Agora tenho de estudar matemática para ajudar meu filho na escola. A vida se movimenta em círculos. Quando entrei na faculdade de jornalismo, pensei que nunca mais enfrentaria essas questões pedregosas de ciências exatas. Não que não goste de matemática. Até gosto. Faço cálculos de cabeça rapidamente e orgulho-me de ter gravada no cérebro a fórmula de Bhaskara. Você pode me perguntar a fórmula de Bhaskara a qualquer hora, na rua, na chuva, na fazenda e responderei sem Google nem nada: xis é igual a menos bê mais ou menos raiz quadrada de bê ao quadrado menos quatro á cê sobre dois á.
Muito usei a fórmula de Bhaskara no colégio, embora não saiba para que serve. Deve ser algo importante, ou não nos obrigariam a decorar isso. Um dia a fórmula de Bhaskara será de grande valia para mim e me regozijarei por levá-la sempre comigo, como a carteira de identidade.
Não lembrava mais de certas contas básicas, como a soma de frações com denominadores diferentes. Um homem tem de saber somar frações com denominadores diferentes. Então, socorri-me do YouTube e aprendi em menos de cinco minutos, sério. Fiquei radiante com minha capacidade de aprendizado. Hoje, somo uma fração com denominador diferente que é uma beleza.
Mas não são os conteúdos deste ano que me preocupam. O que me inquieta é o futuro. É o que virá.
Mas não são os conteúdos deste ano que me preocupam. O que me inquieta é o futuro. É o que virá. Meu filho está só na quinta série.
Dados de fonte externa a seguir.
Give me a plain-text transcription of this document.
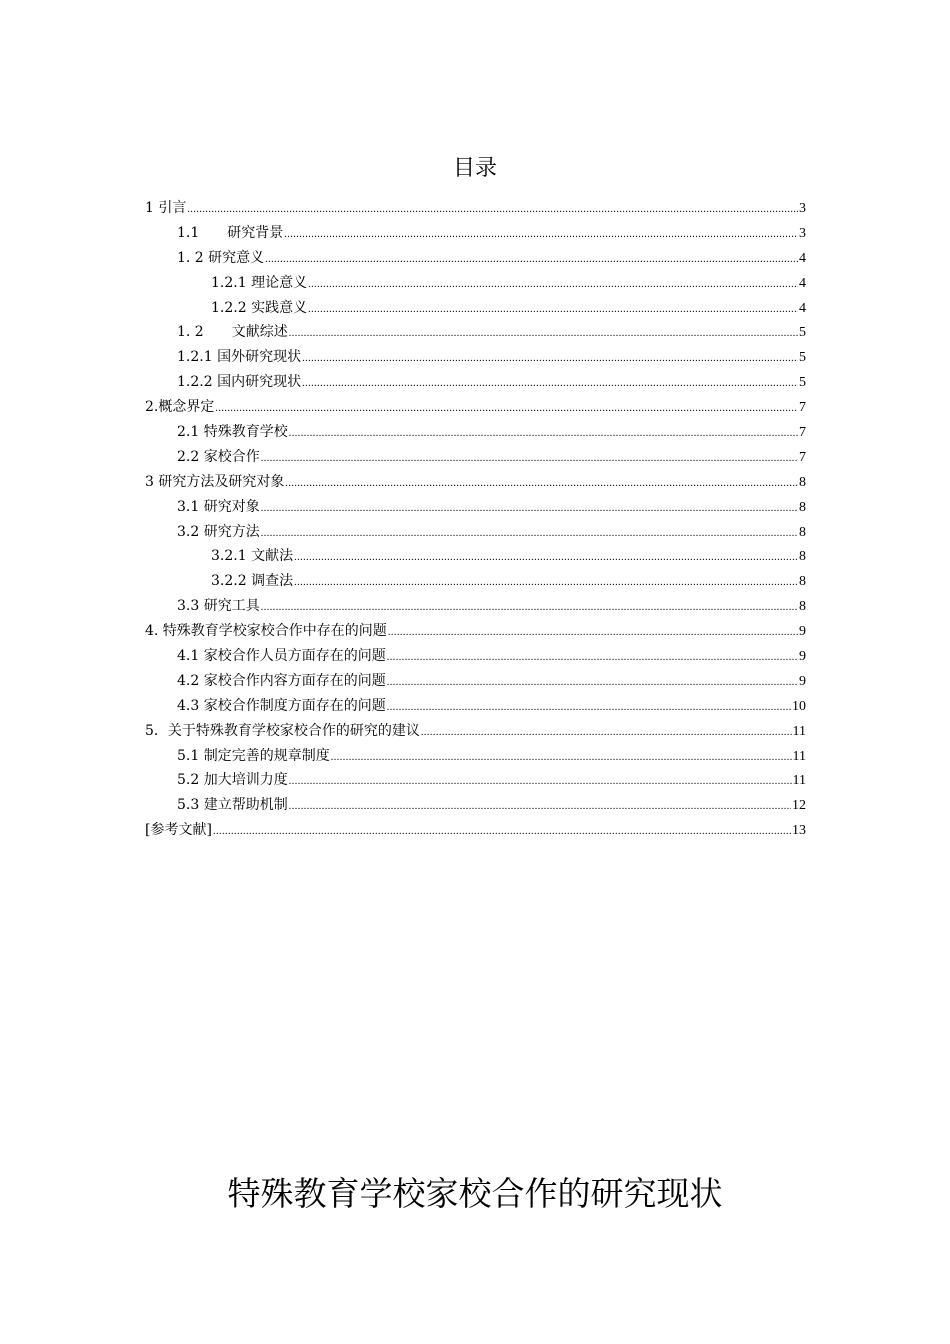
目录
1 引言 .....	3
1.1　　研究背景 .....	3
1. 2 研究意义 .....	4
1.2.1 理论意义 .....	4
1.2.2 实践意义 .....	4
1. 2　　文献综述 .....	5
1.2.1 国外研究现状 .....	5
1.2.2 国内研究现状 .....	5
2.概念界定 .....	7
2.1 特殊教育学校 .....	7
2.2 家校合作 .....	7
3 研究方法及研究对象 .....	8
3.1 研究对象 .....	8
3.2 研究方法 .....	8
3.2.1 文献法 .....	8
3.2.2 调查法 .....	8
3.3 研究工具 .....	8
4. 特殊教育学校家校合作中存在的问题 .....	9
4.1 家校合作人员方面存在的问题 .....	9
4.2 家校合作内容方面存在的问题 .....	9
4.3 家校合作制度方面存在的问题 .....	10
5．关于特殊教育学校家校合作的研究的建议 .....	11
5.1 制定完善的规章制度 .....	11
5.2 加大培训力度 .....	11
5.3 建立帮助机制 .....	12
[参考文献] .....	13
特殊教育学校家校合作的研究现状
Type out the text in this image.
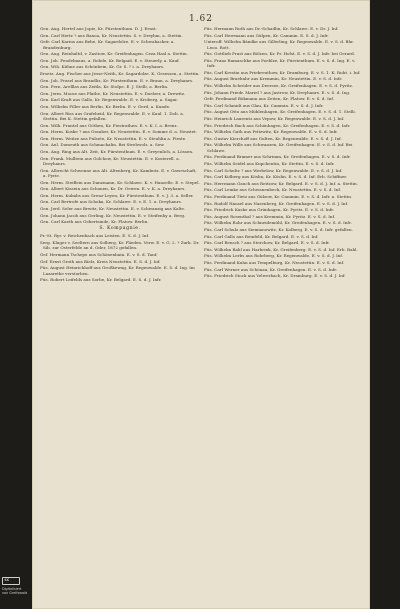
1.62
Gen. Aug. Hertel aus Jopie, Kr. Fürstenthum. D. J. Ernst.
Gen. Carl Hertz ? aus Banoa, Kr. Neustettin. S. v. Dreyhm, a. Stettin.
Gefr. Carl Karins aus Behe, Kr. Sagardolze. E. v. Schwahacker, a. Brandenburg.
Gen. Aug. Reinhaltd, v. Zastiow, Kr. Greifenhagen. Ceza Hasl a. Stettin.
Gen. Joh. Fendelmaus, a. Rohde, Kr. Belgaid. E. v. Steuerly, a. Kauf.
Gen. Wih. Kühne aus Schönbein, Kr. Gr. S. ? i. a. Dreyhanrs.
Ersetz. Aug. Fischer aus Jesse-Neith, Kr. Sagardolze. K. Gesessen, a. Stettin.
Gen. Joh. Frasel aus Brandliz, Kr. Fürstenthum. E. v. Braun, a. Dreyhanrs.
Gen. Fern. Arelllas aus Zeitla, Kr. Stolpe. E. J. Stelli, a. Berlin.
Gen. Jerm. Moose aus Plathe, Kr. Neustettin. E. v. Doelzer, a. Drewitz.
Gen. Karl Kraft aus Gallo, Kr. Regenwalde. E. v. Kroberg, a. Sagar.
Gen. Wilhelm Filler aus Berlin, Kr. Berlin. E. v. Gerd, a. Kunde.
Gen. Albert Riss aus Grafeheid, Kr. Regenwalde. E. v. Kaul. 1. Dob. a. Stettin. Bei K. Stettin gefallen.
Gen. Wilh. Frantel aus Göthen, Kr. Fiestrathen. E. v. K. I. a. Brenz.
Gen. Herm. Koske ? aus Grauber, Kr. Neustettin. E. v. Somme d. a. Neustet.
Gen. Herm. Weitze aus Pulsete, Kr. Neustettin. E. v. Steuhlin a. Fieste.
Gen. Aul. Domeuth aus Schmachalin. Bei Strehwolz. a. Sew.
Gen. Aug. Ring aus Alt. Zeit, Kr. Fürstenthum. E. v. Greyenlich, a. Lössen.
Gen. Frank. Mulltein aus Golchow, Kr. Neustettin. E. v. Kosterell. a. Dreyhanrs.
Gen. Albrecht Schwenne aus Alt. Altenberg, Kr. Kambutz. E. v. Gaweschaft, a. Pyrie.
Gen. Herm. Steiflein aus Danzmann, Kr. Schlawe. K. v. Hanzelle. E. v. Stepel.
Gen. Albert Kissein aus Schonen, Kr. Dr. Gewen. E. v. K. a. Dreyhanrs.
Gen. Herm. Kulmbs aus Grenz-Leyen, Kr. Fürstenthum. E. v. J. 3. a. Seller.
Gen. Carl Bertrofe aus Schoka, Kr. Schlawe. E. v. E. 1. a. Dreyhanrs.
Gen. Jerd. Seler aus Brwitz, Kr. Neustettin. E. v. Schwanzig aus Kalte.
Gen. Johann Jacob aus Gerling, Kr. Neustettin. E. v. Steifenhy a. Berg.
Gen. Carl Kaeth aus Gebertsinde, Kr. Flatow. Berlin.
S. Kompagnie.
Pr.-St. Ryr. v. Reichenbach aus Leisten. E. S. d. J. Inf.
Serg. Kluger v. Seeltern aus Solberg, Kr. Flieden. Verw. E. v. G. 2. ? Zurk. Dr. Sib. zur Osterfelde an d. Oder, 1872 gefallen.
Gef. Hermann Tschepe aus Schönenhain. E. v. S. d. Tanf.
Gef. Ernst Groth aus Bielz, Kreis Neustettin. E. S. d. J. Inf.
Füs. August Heinrichhoff aus Großkewag, Kr. Regenwalde. E. S. d. Ing. Im Lazarethe verstorben.
Füs. Robert Leifelds aus Sorbe, Kr. Belgard. E. S. d. J. Infr.
Füs. Hermann Ruth aus Dr.-Schadlin, Kr. Schlawe. E. v. Dr. J. Inf.
Füs. Carl Herrmann aus Gülpen, Kr. Cammin. E. S. d. J. Infr.
Unteroff. Wilhelm Bändke aus Gillerling, Kr. Regenwalde. E. v. S. d. Bhr. Leoo. Rott.
Füs. Gottlieb Prast aus Bölzen, Kr. Pr. Holst. E. v. S. d. J. Infr. bei Gerard.
Füs. Franz Ramaschke aus Poehlze, Kr. Fürstenthum. E. v. S. d. Ing. E. v. Infr.
Füs. Carl Krestin aus Priebreuthow, Kr. Dramburg. E. v. S. 1. K. Ruht. i. Inf.
Füs. August Braehnhr aus Kremmin, Kr. Neustettin. E. v. S. d. Infr.
Füs. Wilhelm Schröder aus Deersee, Kr. Greifenhagen. E. v. S. d. Pyritz.
Füs. Johann Friedr. Mariel ? aus Jastrow, Kr. Dreyhanrs. E. v. S. d. Ing.
Gefr. Ferdinand Bökmann aus Zeiten, Kr. Flatow. E. v. S. d. Inf.
Füs. Carl Schmidt aus Glau, Kr. Cammin. E. v. S. d. J. Infr.
Füs. August Otto aus Mühlenhagen, Kr. Greifenhagen. E. v. S. d. 1. Stelli.
Füs. Heinrich Laurentz aus Vepow, Kr. Regenwalde. E. v. S. d. J. Inf.
Füs. Friedrich Bach aus Schönhagen, Kr. Greifenhagen. E. v. S. d. Infr.
Füs. Wilhelm Guth aus Pritzwitz, Kr. Regenwalde. E. v. S. d. Infr.
Füs. Gustav Kierchoff aus Gulten, Kr. Regenwalde. E. v. S. d. J. Inf.
Füs. Wilhelm Wille aus Schwanzen, Kr. Greifenhagen. E. v. S. d. Inf. Bei Schlawe.
Füs. Ferdinand Bramer aus Schrimm, Kr. Greifenhagen. E. v. S. d. Infr.
Füs. Wilhelm Seidel aus Kupchentin, Kr. Stettin. E. v. S. d. Infr.
Füs. Carl Schultz ? aus Werbelow, Kr. Regenwalde. E. v. S. d. J. Inf.
Füs. Carl Kolberg aus Köslin, Kr. Köslin. E. v. S. d. Inf. Erb. Schiffner.
Füs. Herrmann Gauch aus Reitzow, Kr. Belgard. E. v. S. d. J. Inf. a. Stettin.
Füs. Carl Lemke aus Schwanenbeck, Kr. Neustettin. E. v. S. d. Inf.
Füs. Ferdinand Tietz aus Gülzow, Kr. Cammin. E. v. S. d. Infr. a. Stettin.
Füs. Rudolf Hausel aus Nasenberg, Kr. Greifenhagen. E. v. S. d. J. Inf.
Füs. Friedrich Kuske aus Grünhagen, Kr. Pyritz. E. v. S. d. Infr.
Füs. August Rosenthal ? aus Kremmin, Kr. Pyritz. E. v. S. d. Inf.
Füs. Wilhelm Rohr aus Schneidemühl, Kr. Greifenhagen. E. v. S. d. Infr.
Füs. Carl Schulz aus Siemianowitz, Kr. Kolberg. E. v. S. d. Infr. gefallen.
Füs. Carl Gallo aus Reinfeld, Kr. Belgard. E. v. S. d. Inf.
Füs. Carl Rensch ? aus Sterchow, Kr. Belgard. E. v. S. d. Infr.
Füs. Wilhelm Bahl aus Harbrink, Kr. Greifenberg. E. v. S. d. Inf. Erb. Bahl.
Füs. Wilhelm Lerbs aus Rohrberg, Kr. Regenwalde. E. v. S. d. J. Inf.
Füs. Ferdinand Kuhn aus Tempelburg, Kr. Neustettin. E. v. S. d. Inf.
Füs. Carl Werner aus Schönau, Kr. Greifenhagen. E. v. S. d. Infr.
Füs. Friedrich Stock aus Velwerbach, Kr. Dramburg. E. v. S. d. J. Inf.
cc
Digitalisiert
von Greifswald
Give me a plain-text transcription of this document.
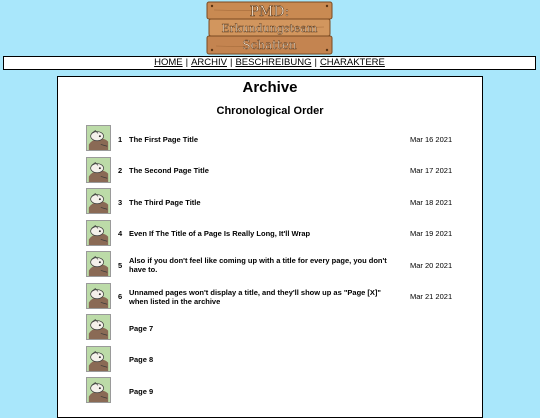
PMD:
Erkundungsteam
Schatten
HOME | ARCHIV | BESCHREIBUNG | CHARAKTERE
Archive
Chronological Order
1 The First Page Title	Mar 16 2021
2 The Second Page Title	Mar 17 2021
3 The Third Page Title	Mar 18 2021
4 Even If The Title of a Page Is Really Long, It'll Wrap	Mar 19 2021
5 Also if you don't feel like coming up with a title for every page, you don't have to.	Mar 20 2021
6 Unnamed pages won't display a title, and they'll show up as "Page [X]" when listed in the archive	Mar 21 2021
Page 7
Page 8
Page 9
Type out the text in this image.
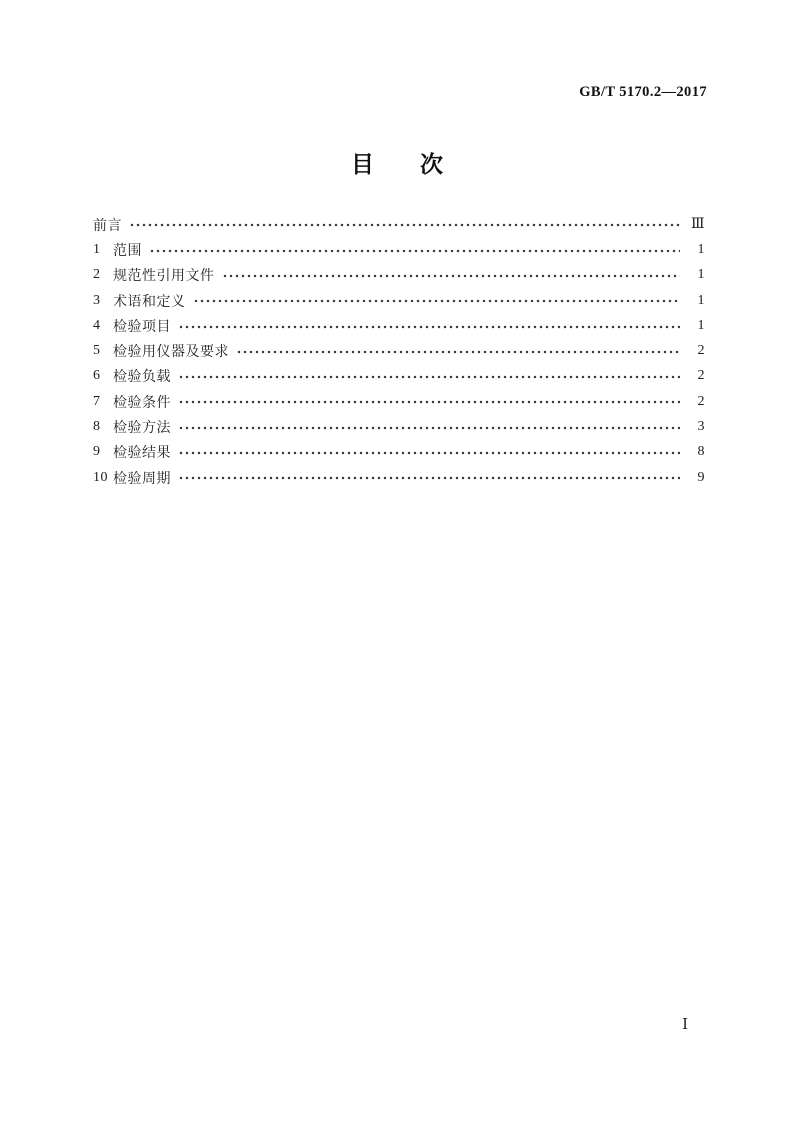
GB/T 5170.2—2017
目　　次
前言	Ⅲ
1 范围	1
2 规范性引用文件	1
3 术语和定义	1
4 检验项目	1
5 检验用仪器及要求	2
6 检验负载	2
7 检验条件	2
8 检验方法	3
9 检验结果	8
10 检验周期	9
Ⅰ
E depois, quando tiver de rever, por exemplo, a lei dos cossenos? Nunca fui bom na lei dos cossenos. Trigonometria me dá medo, para falar a verdade. Todas aquelas tangentes e cotangentes.
Agora me ocorre que chegará o dia em que teremos de estudar álgebra linear. Se não me engano, é na álgebra linear que a gente usa colchetes. Por Deus, faz uns 40 anos que não uso um colchete. Será horrível quando tiver um colchete bem diante de meus olhos e não souber o que fazer com ele.
Tenho pensado muito nesse meu inevitável reencontro com os recônditos obscuros da matemática. No segundo grau, no Colégio Piratini, quase rodei em matemática. Peguei recuperação. A professora, dona Íria, era braba, todo mundo tinha medo dela. Um dia, depois da aula, quando eu ia saindo, ela me chamou de canto e advertiu, bem séria:
– Tu tens duas semanas até a prova. Ou estudas todos os dias, o dia inteiro, ou vais repetir o ano.
Engoli em seco. Fui para casa convencido: vou ter que estudar. Eu não era de estudar (não conte para o meu filho). Se passava raspando, estava bom. Mas, naqueles 15 dias, foi diferente. Meu amigo Fernando Araújo, que era ótimo em matemática, tanto que hoje é engenheiro dos bons, ia todos os dias lá para casa, para me ajudar. Estudei, estudei, estudei, sonhava com matemática. Acordava no meio da madrugada pensando em coisas como: “Se um ponto pertence a uma reta e é representado por um número real, dizemos que o espaço onde esse ponto está localizado possui apenas uma dimensão e o número real é chamado de coordenada do ponto”.
Valeu a pena. Na hora da prova, eu sabia tudo, tudo. Tinha de tirar oito. Eram 10 questões. Mas fiz só as oito de que precisava. Entreguei a prova com duas questões em branco, só de exibido. A professora Íria olhou para a prova e estranhou:
– Não vais fazer essas duas?
E eu, levantando uma sobrancelha de imodéstia:
– Já tenho oito certas…
Foi a glória. A glória!
Mas, hoje, leio aquela frase que reproduzi acima, sobre o ponto que pertence a uma reta, e não sei lhufas do que significa. Estou a cada dia mais apreensivo. Já dei uma olhada nos livros de matemática da sexta e da sétima séries. São assustadores. Noite dessas, acordei suado e gritando:
– Odeio a bissetriz dos quadrantes ímpares!
Não consegui mais dormir. Fantasmas do passado me assombravam. A vida, realmente, se movimenta em círculos.